I recently read an article that echoed a belief that I have held for a number of years–that everyone is not college material.   Such a notion runs counter to our current ever so politically correct ideas that ever single child should be prepared for a college education and in fact receive one.  The real facts are that is a false assumption.  The numbers and common sense speak for themselves to anyone who will only take a look.

First one should notice how badly our academic courses and schools have been watered down to the lowest common denominator.   Do you really believe the standards for school achievement are as stringent as they were historically?  You think the typical liberal arts major in college today is meeting the same criteria of excellence and being exposed to the same standards as your grandfather?   My mother- in- law never went beyond the 11th grade in the public school system but she studied Latin, geometry, and knew her grammar rules and could spell with the best of them.  She was no genius but had received a rigorous education.  All students were expected to rise up to the expectations of the curriculum not merely show up for class and be passed.

Often you hear how smart and well educated the people are in the industrialized world aboard compared to US students and they are.  But the comparison is askew.  In most of those countries the vast majority of students are done with formal education about age 16 and they move on to what we would call trade schools.  Only a small portion attend university.   We try to shoehorn everyone into the college path and make it a national goal.   That is so wrong.  I respect and admire any man who works for his daily bread regardless of the work.  There is nothing demeaning about being a brick mason, steelworker, plumber, fireman, machine tool operator, car mechanic or roustabout in the oil fields.   We need people who can do those jobs just like we need engineers, doctors and yes, sad to say even lawyers.

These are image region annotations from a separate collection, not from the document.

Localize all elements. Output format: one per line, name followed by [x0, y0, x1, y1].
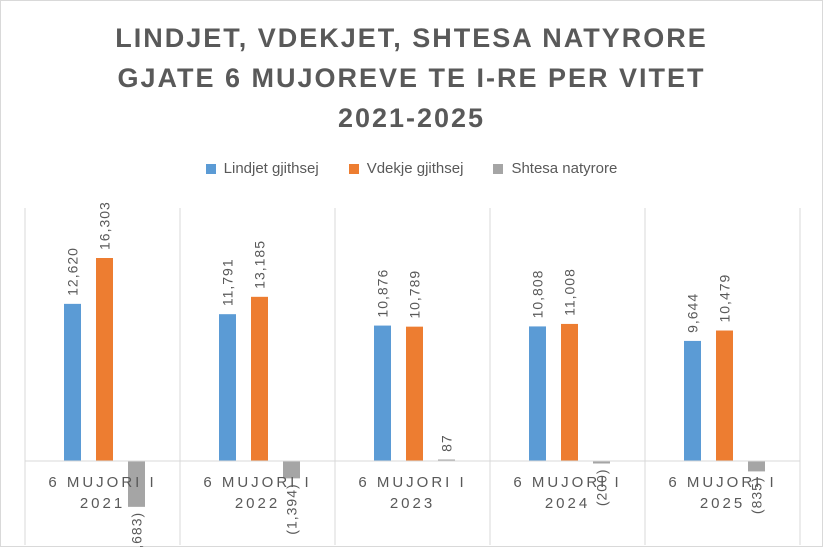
- category-label-4-line-1: 6 MUJORI I: [513, 474, 621, 491]
- bar-1-2: [219, 314, 236, 461]
- chart-title-line-1: LINDJET, VDEKJET, SHTESA NATYRORE: [115, 23, 708, 53]
- data-label-3-4: (200): [594, 468, 610, 506]
- bar-3-5: [748, 461, 765, 472]
- bar-1-1: [64, 303, 81, 461]
- data-label-2-5: 10,479: [717, 274, 733, 323]
- bar-2-2: [251, 296, 268, 461]
- bar-3-2: [283, 461, 300, 479]
- legend-label-shtesa: Shtesa natyrore: [511, 160, 618, 177]
- category-label-3-line-1: 6 MUJORI I: [358, 474, 466, 491]
- bar-3-4: [593, 461, 610, 464]
- data-label-2-2: 13,185: [252, 240, 268, 289]
- data-label-1-4: 10,808: [530, 270, 546, 319]
- data-label-1-3: 10,876: [375, 269, 391, 318]
- data-label-1-1: 12,620: [65, 247, 81, 296]
- data-label-2-1: 16,303: [97, 201, 113, 250]
- data-label-2-3: 10,789: [407, 270, 423, 319]
- chart-legend: Lindjet gjithsej Vdekje gjithsej Shtesa …: [0, 160, 823, 177]
- chart-title: LINDJET, VDEKJET, SHTESA NATYRORE GJATE …: [0, 18, 823, 138]
- bar-1-5: [684, 340, 701, 461]
- legend-swatch-vdekje: [348, 163, 359, 174]
- legend-swatch-lindjet: [205, 163, 216, 174]
- category-label-2-line-1: 6 MUJORI I: [203, 474, 311, 491]
- category-label-3-line-2: 2023: [390, 495, 435, 512]
- legend-label-lindjet: Lindjet gjithsej: [223, 160, 319, 177]
- data-label-3-3: 87: [439, 434, 455, 452]
- bar-3-1: [128, 461, 145, 507]
- category-label-5-line-2: 2025: [700, 495, 745, 512]
- bar-1-4: [529, 326, 546, 461]
- chart-title-line-3: 2021-2025: [337, 103, 486, 133]
- category-label-1-line-2: 2021: [80, 495, 125, 512]
- category-label-1-line-1: 6 MUJORI I: [48, 474, 156, 491]
- legend-label-vdekje: Vdekje gjithsej: [366, 160, 464, 177]
- bar-1-3: [374, 325, 391, 461]
- data-label-3-5: (835): [749, 476, 765, 514]
- legend-swatch-shtesa: [493, 163, 504, 174]
- data-label-1-2: 11,791: [220, 258, 236, 306]
- category-label-5-line-1: 6 MUJORI I: [668, 474, 776, 491]
- legend-item-lindjet: Lindjet gjithsej: [205, 160, 319, 177]
- data-label-1-5: 9,644: [685, 293, 701, 333]
- data-label-3-2: (1,394): [284, 483, 300, 534]
- data-label-2-4: 11,008: [562, 268, 578, 316]
- bar-2-1: [96, 258, 113, 461]
- data-label-3-1: (3,683): [129, 512, 145, 547]
- legend-item-vdekje: Vdekje gjithsej: [348, 160, 464, 177]
- bar-2-3: [406, 326, 423, 461]
- bar-3-3: [438, 459, 455, 461]
- category-label-2-line-2: 2022: [235, 495, 280, 512]
- bar-2-4: [561, 323, 578, 461]
- bar-2-5: [716, 330, 733, 461]
- legend-item-shtesa: Shtesa natyrore: [493, 160, 617, 177]
- category-label-4-line-2: 2024: [545, 495, 590, 512]
- chart-title-line-2: GJATE 6 MUJOREVE TE I-RE PER VITET: [117, 63, 706, 93]
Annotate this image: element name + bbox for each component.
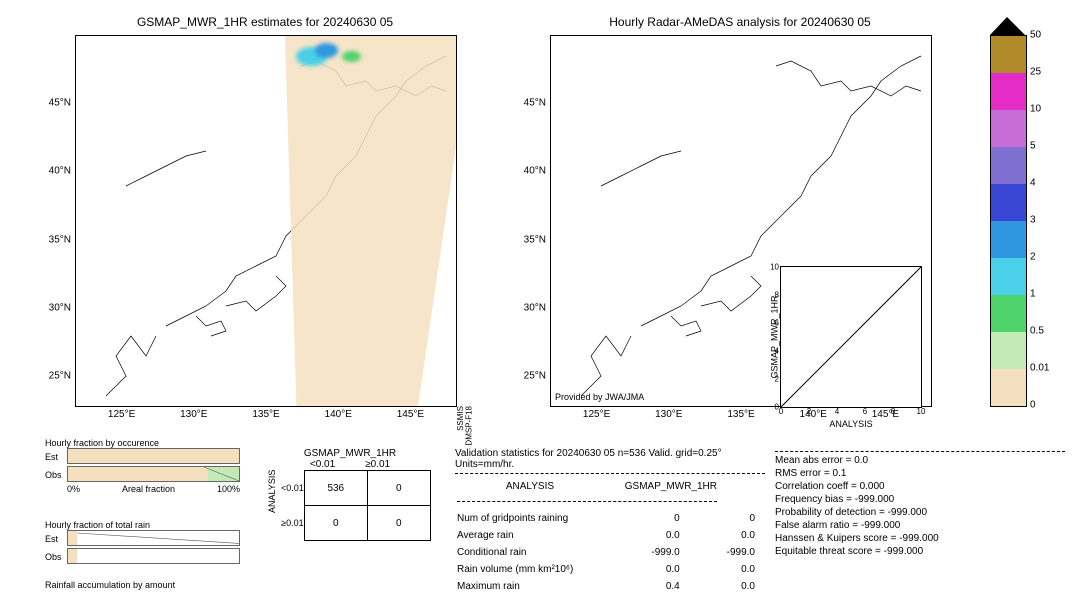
colorbar-tick: 4 [1030,178,1036,189]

Thomas Jefferson was the father and founder of the movement to educate all the people and the idea of a public education.  That was considered fairly radical at the time.  He even laid out the design and format for the University of Virginia.  But even he did not believe that everyone should or could attend college.  Yes, for heaven’s sake we need an educated people. But why do we not better utilize our resources to help the most people get the education they need to make their life a better one for them.   College should be demanding, not a flow- through for those ill equipped to handle those demands.  How many students would be better off spending the last couple of years in high school studying practical applications for trades and industries that would use and need them?

Don’t demean the majority of our people by giving them the impression they have somehow failed if they didn’t attend college.  We are a great people but we should also be a smart people. Let’s make those colleges degrees the mark of achievement they should be and revamp our education system to accommodate the needs of the people and our nation.